Roach’s view contradicts that of analysts at Credit Suisse AG and UBS AG, who are among those predicting that China’s authorities will raise banks’ cash reserve requirements as soon as by the end of December. Government figures last week showed gross domestic product increased 8.9 percent in the third quarter from a year before, the fastest pace in a year.
As the impact of the current stimulus wears off, China’s economy is at risk of a renewed slowdown, according to Roach. To combat the weakest expansion rate in a decade, policy makers enacted a two-year $586 billion stimulus package, and reduced the benchmark one-year lending rate to a five-year low. The efforts kicked off a record $1.27 trillion boom in new loans.
China may “go back to the well with bank-funded infrastructure-led spending programs” in the middle of next year, Roach said today. “I don’t think that’s feasible over the near term given their concerns about economic growth,” he said when asked about the prospects of the People’s Bank of China raising interest rates in coming months.
Yuan Convertibility
Roach also predicted that China will “ultimately” allow the yuan to be freely convertible to other currencies. While Chinese officials, including PBOC Governor Zhou Xiaochuan, have called this year for an alternative to the dollar as the world’s main reserve currency, they maintain controls on the yuan that prevent it for now from becoming a competitor.
The Morgan Stanley official added that the Hong Kong dollar’s peg to the U.S. currency “will relax” after China makes the yuan convertible. The unpegging of the Hong Kong dollar is out of the question for now, he said.
Russian Finance Minister Alexei Kudrin said on Oct. 24 that the yuan could become a global reserve currency in about 10 years should China make it convertible. A change in Chinese policy would make the yuan a “notable and weighty” reserve unit, Kudrin said in an interview on state-run Vesti television channel.
Contrast With Goldman
Roach’s view about the risk of the expansion weakening next year also contrasts with that of Goldman Sachs Group Inc. analysts.
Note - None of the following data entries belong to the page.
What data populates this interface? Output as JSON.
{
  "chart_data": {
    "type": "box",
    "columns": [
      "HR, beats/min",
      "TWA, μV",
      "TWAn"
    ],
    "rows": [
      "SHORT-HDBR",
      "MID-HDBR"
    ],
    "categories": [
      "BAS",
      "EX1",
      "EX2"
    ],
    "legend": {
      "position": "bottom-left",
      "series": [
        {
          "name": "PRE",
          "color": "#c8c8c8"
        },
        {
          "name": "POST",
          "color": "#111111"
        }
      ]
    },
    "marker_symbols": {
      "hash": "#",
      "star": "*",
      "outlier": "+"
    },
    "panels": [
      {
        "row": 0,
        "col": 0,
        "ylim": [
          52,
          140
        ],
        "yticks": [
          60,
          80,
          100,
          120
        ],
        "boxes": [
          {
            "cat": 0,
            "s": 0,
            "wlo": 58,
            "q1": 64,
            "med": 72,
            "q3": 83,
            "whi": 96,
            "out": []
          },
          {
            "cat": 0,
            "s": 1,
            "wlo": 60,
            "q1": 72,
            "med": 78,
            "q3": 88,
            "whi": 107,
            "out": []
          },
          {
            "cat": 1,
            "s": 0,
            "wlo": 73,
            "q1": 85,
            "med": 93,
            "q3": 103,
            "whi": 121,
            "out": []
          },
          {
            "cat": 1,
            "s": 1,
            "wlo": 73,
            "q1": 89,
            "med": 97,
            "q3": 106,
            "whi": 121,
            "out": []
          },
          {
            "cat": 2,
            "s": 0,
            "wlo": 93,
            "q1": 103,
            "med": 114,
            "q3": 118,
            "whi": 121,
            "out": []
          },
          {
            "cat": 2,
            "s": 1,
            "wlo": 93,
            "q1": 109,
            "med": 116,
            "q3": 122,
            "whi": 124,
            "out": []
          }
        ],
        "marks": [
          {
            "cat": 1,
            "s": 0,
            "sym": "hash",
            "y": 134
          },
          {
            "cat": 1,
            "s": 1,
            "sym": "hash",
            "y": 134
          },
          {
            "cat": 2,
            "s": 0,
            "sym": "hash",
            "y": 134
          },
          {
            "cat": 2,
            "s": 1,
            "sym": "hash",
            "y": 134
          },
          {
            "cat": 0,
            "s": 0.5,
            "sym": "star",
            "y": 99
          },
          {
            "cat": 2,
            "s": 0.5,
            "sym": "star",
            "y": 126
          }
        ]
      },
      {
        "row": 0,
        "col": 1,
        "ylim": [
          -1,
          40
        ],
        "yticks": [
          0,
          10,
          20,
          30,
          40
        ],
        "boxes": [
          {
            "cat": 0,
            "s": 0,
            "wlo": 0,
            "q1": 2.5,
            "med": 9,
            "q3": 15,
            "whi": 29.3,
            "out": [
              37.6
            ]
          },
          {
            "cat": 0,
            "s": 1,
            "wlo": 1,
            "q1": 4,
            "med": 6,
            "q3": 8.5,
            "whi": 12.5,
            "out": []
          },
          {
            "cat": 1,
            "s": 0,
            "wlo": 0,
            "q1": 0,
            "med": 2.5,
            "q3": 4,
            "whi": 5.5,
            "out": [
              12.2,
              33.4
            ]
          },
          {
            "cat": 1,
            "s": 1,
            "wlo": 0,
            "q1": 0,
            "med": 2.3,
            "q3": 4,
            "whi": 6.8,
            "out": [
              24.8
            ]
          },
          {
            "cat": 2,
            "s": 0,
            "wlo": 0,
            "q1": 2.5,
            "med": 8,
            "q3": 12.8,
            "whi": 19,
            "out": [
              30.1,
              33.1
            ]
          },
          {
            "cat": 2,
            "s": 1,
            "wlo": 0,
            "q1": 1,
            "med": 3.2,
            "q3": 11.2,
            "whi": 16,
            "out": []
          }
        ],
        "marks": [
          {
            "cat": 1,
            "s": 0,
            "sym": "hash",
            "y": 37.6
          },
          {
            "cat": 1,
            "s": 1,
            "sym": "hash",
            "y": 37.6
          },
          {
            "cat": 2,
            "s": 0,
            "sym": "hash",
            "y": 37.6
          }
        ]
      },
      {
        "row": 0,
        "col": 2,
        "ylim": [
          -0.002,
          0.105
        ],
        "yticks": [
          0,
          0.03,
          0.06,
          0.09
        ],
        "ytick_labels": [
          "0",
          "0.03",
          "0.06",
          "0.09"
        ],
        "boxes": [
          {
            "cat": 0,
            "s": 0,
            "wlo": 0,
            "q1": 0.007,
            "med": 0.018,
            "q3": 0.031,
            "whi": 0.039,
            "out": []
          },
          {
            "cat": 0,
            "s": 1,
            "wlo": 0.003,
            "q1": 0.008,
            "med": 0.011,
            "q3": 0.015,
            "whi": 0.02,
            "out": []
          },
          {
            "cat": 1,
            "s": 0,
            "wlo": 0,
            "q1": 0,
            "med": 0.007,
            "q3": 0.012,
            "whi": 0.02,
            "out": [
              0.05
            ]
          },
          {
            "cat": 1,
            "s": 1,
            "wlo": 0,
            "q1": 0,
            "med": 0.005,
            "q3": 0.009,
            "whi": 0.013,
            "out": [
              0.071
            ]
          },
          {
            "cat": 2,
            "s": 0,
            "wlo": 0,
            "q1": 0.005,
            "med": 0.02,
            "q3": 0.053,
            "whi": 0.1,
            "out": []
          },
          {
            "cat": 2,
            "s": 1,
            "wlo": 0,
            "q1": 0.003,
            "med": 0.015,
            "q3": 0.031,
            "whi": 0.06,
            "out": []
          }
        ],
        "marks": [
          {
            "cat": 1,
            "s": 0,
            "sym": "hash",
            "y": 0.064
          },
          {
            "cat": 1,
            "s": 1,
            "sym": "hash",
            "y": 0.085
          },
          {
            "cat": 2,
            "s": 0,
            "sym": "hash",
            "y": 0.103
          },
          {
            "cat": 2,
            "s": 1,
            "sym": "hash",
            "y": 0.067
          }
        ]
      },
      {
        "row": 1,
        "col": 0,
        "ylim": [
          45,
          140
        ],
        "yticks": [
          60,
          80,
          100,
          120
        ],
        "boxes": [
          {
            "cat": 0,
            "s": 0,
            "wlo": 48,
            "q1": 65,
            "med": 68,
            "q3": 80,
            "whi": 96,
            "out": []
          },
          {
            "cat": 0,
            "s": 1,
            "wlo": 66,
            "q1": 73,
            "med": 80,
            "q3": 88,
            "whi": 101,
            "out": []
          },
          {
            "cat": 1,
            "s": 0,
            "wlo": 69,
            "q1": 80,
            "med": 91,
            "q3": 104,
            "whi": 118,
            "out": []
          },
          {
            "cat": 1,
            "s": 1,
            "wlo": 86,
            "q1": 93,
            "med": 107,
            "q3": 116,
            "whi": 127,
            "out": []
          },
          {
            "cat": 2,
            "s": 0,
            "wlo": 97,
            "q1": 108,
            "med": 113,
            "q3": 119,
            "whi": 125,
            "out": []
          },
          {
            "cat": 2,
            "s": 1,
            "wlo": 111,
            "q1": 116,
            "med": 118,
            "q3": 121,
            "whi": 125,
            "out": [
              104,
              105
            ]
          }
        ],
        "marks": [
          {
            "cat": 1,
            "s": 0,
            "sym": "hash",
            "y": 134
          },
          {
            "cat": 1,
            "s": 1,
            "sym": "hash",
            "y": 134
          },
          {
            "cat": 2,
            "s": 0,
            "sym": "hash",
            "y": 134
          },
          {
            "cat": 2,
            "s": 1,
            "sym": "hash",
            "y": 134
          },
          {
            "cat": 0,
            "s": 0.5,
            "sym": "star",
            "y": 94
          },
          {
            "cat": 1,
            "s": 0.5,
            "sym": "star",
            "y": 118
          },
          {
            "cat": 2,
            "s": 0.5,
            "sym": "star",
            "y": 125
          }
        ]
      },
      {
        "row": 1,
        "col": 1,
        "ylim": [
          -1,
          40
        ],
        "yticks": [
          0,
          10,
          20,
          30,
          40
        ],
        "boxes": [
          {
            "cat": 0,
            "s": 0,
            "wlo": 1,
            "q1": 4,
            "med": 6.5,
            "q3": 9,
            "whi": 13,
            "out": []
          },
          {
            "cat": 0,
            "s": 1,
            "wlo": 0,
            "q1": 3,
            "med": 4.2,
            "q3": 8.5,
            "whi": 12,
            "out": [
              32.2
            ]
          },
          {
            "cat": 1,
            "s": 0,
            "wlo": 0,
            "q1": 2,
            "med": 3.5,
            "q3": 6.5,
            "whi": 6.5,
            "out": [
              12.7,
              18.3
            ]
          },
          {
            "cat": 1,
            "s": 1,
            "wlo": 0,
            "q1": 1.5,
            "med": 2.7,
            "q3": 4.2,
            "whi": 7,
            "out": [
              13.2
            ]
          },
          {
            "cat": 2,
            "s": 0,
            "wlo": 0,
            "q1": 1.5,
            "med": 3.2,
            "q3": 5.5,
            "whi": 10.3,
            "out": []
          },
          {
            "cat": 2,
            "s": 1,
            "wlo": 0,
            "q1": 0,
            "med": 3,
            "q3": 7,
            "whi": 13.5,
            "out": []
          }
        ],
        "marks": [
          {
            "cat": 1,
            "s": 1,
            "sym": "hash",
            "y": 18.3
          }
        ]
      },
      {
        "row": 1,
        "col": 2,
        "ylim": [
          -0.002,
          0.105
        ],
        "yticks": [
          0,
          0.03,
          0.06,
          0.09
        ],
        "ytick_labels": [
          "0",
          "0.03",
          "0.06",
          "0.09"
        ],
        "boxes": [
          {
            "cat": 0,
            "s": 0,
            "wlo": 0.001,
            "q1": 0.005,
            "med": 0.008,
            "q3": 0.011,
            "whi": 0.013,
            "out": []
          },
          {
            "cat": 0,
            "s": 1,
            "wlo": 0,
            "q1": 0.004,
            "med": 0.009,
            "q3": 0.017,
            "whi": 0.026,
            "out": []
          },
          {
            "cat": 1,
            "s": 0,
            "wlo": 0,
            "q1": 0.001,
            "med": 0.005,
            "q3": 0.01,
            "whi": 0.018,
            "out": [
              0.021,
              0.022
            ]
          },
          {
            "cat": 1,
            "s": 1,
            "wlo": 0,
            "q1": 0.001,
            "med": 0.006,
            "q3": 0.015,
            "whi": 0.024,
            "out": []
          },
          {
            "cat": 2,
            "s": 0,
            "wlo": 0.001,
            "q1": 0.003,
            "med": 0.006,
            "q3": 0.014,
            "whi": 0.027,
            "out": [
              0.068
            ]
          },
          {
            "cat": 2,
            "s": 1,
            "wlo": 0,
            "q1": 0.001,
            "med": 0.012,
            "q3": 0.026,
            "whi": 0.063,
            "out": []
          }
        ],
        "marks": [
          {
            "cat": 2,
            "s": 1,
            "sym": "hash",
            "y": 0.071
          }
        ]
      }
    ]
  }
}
“We do not share the view of some skeptics that China’s growth is mostly reliant on government-led investment activities and therefore when those stimuli eventually fade, we will experience a ‘double-dip’ in growth,” Goldman Sachs economists Yu Song and Helen Qiao wrote in an Oct. 22 note to clients.
The Goldman analysts added that “while not denying the importance of those government-led investments at the initial stage of the stimulus, we believe the recovery has been increasingly driven by stronger consumption, non-government investments and even exports.”